Kubernetes WG Serving concludes following successful advancement of AI inference support
Source: CNCF Blog
Overview
The Kubernetes Working Group (WG) Serving was created to support the development of the AI inference stack on Kubernetes, with the goal of making Kubernetes the orchestration platform of choice for inference workloads. This goal has been achieved, and the working group is now being disbanded.
Key Outcomes
- Workstreams & Requirements – Collected requirements from model servers, hardware providers, and inference vendors, establishing a common understanding of inference workload specifics and trends.
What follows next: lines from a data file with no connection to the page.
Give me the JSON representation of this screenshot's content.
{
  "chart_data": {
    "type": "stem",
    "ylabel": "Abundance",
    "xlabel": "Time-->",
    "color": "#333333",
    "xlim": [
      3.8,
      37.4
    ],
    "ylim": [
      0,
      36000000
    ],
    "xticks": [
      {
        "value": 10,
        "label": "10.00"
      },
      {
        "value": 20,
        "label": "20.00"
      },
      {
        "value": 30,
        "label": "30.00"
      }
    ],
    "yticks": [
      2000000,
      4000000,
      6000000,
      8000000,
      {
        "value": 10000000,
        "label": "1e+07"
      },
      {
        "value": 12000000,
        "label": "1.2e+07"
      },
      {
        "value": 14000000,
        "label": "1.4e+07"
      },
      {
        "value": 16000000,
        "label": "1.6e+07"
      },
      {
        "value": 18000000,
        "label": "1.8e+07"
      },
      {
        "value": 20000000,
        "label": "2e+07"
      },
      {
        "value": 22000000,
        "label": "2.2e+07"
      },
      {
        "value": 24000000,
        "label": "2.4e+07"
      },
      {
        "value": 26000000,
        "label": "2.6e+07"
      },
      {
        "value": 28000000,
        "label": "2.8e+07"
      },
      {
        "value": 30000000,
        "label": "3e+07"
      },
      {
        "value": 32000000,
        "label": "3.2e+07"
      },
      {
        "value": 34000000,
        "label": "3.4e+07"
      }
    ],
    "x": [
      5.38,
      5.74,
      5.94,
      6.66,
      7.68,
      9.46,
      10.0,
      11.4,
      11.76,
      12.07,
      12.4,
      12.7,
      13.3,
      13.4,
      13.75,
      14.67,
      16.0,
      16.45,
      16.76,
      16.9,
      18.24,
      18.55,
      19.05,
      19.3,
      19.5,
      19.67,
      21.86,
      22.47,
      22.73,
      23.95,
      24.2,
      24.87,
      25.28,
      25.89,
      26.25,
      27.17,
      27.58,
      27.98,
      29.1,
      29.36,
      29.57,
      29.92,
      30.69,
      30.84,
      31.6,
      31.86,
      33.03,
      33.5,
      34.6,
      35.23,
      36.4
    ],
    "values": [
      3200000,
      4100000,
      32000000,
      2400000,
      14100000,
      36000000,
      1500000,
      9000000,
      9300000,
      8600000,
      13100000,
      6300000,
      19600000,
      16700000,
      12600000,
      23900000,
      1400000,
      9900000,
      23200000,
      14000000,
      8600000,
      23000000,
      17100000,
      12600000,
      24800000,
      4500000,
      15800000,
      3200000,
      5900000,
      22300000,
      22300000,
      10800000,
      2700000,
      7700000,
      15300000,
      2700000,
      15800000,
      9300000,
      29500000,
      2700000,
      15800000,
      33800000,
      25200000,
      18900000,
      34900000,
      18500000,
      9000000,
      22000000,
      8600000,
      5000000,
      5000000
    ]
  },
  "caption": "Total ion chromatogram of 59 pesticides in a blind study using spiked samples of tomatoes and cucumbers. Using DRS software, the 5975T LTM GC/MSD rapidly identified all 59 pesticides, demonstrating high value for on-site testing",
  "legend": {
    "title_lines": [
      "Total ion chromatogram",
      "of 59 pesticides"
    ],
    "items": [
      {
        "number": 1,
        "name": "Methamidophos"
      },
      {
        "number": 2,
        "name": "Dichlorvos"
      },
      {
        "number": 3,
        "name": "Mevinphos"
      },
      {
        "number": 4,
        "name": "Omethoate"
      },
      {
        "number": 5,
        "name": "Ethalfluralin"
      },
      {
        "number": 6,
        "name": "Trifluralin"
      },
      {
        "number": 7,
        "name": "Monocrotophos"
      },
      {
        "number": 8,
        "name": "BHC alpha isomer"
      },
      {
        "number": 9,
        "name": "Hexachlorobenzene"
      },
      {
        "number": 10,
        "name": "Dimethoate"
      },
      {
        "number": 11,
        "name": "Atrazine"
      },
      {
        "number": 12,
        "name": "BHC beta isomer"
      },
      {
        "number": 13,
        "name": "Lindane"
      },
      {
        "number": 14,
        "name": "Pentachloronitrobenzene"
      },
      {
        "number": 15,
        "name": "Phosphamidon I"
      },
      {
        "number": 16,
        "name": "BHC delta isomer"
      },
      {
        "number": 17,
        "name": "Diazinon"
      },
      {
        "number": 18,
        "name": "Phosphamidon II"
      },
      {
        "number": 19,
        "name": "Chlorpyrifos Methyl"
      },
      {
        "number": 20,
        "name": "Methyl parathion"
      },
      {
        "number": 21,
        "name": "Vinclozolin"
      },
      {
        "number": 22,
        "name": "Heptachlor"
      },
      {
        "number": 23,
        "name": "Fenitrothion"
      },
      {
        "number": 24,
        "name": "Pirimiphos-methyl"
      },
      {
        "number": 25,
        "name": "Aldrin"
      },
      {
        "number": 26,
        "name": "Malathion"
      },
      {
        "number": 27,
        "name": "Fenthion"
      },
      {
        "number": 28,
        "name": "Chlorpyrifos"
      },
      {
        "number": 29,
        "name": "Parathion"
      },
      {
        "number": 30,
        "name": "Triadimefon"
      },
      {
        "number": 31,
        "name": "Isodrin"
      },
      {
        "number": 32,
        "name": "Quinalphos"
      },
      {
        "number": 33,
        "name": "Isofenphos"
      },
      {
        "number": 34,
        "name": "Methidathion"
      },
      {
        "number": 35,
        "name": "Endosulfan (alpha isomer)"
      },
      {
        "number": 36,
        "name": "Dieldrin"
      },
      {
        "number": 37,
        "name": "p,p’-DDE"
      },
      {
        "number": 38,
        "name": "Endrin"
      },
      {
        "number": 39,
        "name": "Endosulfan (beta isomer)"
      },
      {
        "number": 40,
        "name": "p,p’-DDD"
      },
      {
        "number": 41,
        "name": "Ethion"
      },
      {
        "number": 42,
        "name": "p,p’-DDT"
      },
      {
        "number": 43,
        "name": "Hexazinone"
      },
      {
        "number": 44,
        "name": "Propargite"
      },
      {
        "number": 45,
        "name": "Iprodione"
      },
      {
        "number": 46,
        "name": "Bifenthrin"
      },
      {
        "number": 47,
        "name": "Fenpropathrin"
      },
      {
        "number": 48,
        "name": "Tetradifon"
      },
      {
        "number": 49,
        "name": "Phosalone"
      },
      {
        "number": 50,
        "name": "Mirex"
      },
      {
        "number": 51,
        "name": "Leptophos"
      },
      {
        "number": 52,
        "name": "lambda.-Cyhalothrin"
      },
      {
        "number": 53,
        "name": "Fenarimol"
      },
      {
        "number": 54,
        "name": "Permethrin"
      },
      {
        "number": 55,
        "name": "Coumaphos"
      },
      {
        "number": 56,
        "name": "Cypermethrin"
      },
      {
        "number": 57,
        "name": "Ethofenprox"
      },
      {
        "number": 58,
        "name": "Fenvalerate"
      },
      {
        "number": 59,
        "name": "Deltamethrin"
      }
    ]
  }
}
- Load Balancing & Workloads – Oversaw the adoption of the inference gateway as a request scheduler and helped standardize AI gateway functionality. Early participants seeded agent‑networking work in SIG Network.
- Projects Initiated
- AI Conformance – Contributed to the Kubernetes AI Conformance profile; llm‑d is leveraging components such as Kueue, inference gateway, LWS, DRA, etc., to align recommendations with Kubernetes direction.
Future Directions
All ongoing efforts can be migrated to existing SIGs or other working groups:
- Autoscaling & Fast Bootstrap – Discussed in SIG Node or SIG Scheduling.
- Multi‑host / Multi‑node Work – Continued under SIG Apps (e.g., the LWS project).
- Device Resource Allocation (DRA) – Handled by WG Device Management.
- Orchestration Topics – Covered by SIG Scheduling and SIG Node.
Specific Projects and Sponsorship
- Gateway API Inference Extension – Sponsored by SIG Network and will remain there.
- Serving Catalog – Work can move to the Inference Perf project.
- Inference Perf – Sponsored by SIG Scalability; ownership unchanged.
Acknowledgements
CNCF thanks all contributors who participated in WG Serving and helped advance Kubernetes as a platform for AI inference workloads.